Die Pekerman-Schule, im PISA-Test des Fußballs ganz weit vorne – eine sehr lesenswerte Evaluation von Ruedi Leuthold (Zeit 23.6.): „Pekerman hat den Argentiniern eine neue Spielkultur beigebracht. Bescheidenheit und Solidarität statt dreckigen Spiels und übersteigerten Machogehabes. Mit diesen Tugenden kommen die Argentinier den Brasilianern im ewigen Nachbarstreit um die regionale Vormachtstellung wieder sehr nahe.
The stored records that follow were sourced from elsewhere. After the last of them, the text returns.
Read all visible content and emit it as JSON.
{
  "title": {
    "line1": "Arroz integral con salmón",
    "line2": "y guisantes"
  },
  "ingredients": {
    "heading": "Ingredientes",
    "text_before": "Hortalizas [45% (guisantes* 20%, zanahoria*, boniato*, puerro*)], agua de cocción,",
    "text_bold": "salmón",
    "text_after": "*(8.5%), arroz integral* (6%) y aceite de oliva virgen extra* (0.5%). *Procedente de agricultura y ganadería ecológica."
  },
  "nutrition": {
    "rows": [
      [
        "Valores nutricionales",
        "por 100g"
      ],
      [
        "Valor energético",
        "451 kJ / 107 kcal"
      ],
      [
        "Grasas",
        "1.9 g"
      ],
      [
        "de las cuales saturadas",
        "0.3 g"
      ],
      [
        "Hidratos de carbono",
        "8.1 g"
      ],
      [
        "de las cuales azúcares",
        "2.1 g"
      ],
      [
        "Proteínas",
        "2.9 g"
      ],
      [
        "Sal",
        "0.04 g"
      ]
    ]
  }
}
Er versucht, die Tugenden der beiden großen und verfeindeten argentinischen WM-Trainer zu versöhnen: den ästhetischen Fußball des Cesar Menotti, den kämpferischen Fleißfußball von Carlos Bilardo. (…) Neulich traf die gute Gruppe auf die brasilianische Nationalmannschaft. Die Argentinier legten los wie unter Strom, in der Pause führten sie mit 3:0, und in Brasilien gestand Staatspräsident Lula wenig später: Das war meine schlimmste Stunde. Er sagte das in einem Moment, als in der Hauptstadt Brasília ein Korruptionsskandal ausgebrochen war, der seine eigene Partei betraf und seine Regierung bedrohte. Was ihn aber tatsächlich beunruhigte, war der Erfolg des traditionellen Rivalen um die lokale Vorherrschaft. Natürlich weiß er auch, dass Fußballspiele mehr bedeuten als sportliches Glück. Argentinien, gebeutelt von einer schweren Wirtschafskrise, Folge von Schuldenwirtschaft und Korruption, ist dabei, sein Gleichgewicht wiederzufinden. Und wie schon zu Zeiten des Niedergangs, als Maradona mit seinen Drogenskandalen die moralische Krise des Landes verkörperte, spiegelt der Fußball den Zeitenwechsel. In der südamerikanischen WM-Qualifikation spielte und gewann Pekerman manchmal mit völlig verschiedenen Teams. Jeder Spieler weiß, worum es geht. Erstens: Fußball spielen. Zweitens: Vorbild sein in einem Land, das nach einer schweren Krise das Vertrauen in die eigenen Fähigkeiten zurückgewinnen will. Brasilien ist gewarnt.“

FR-Bericht Tunesien-Australien (2:0)

FAZ-Bericht Tunesien-Australien (2:0)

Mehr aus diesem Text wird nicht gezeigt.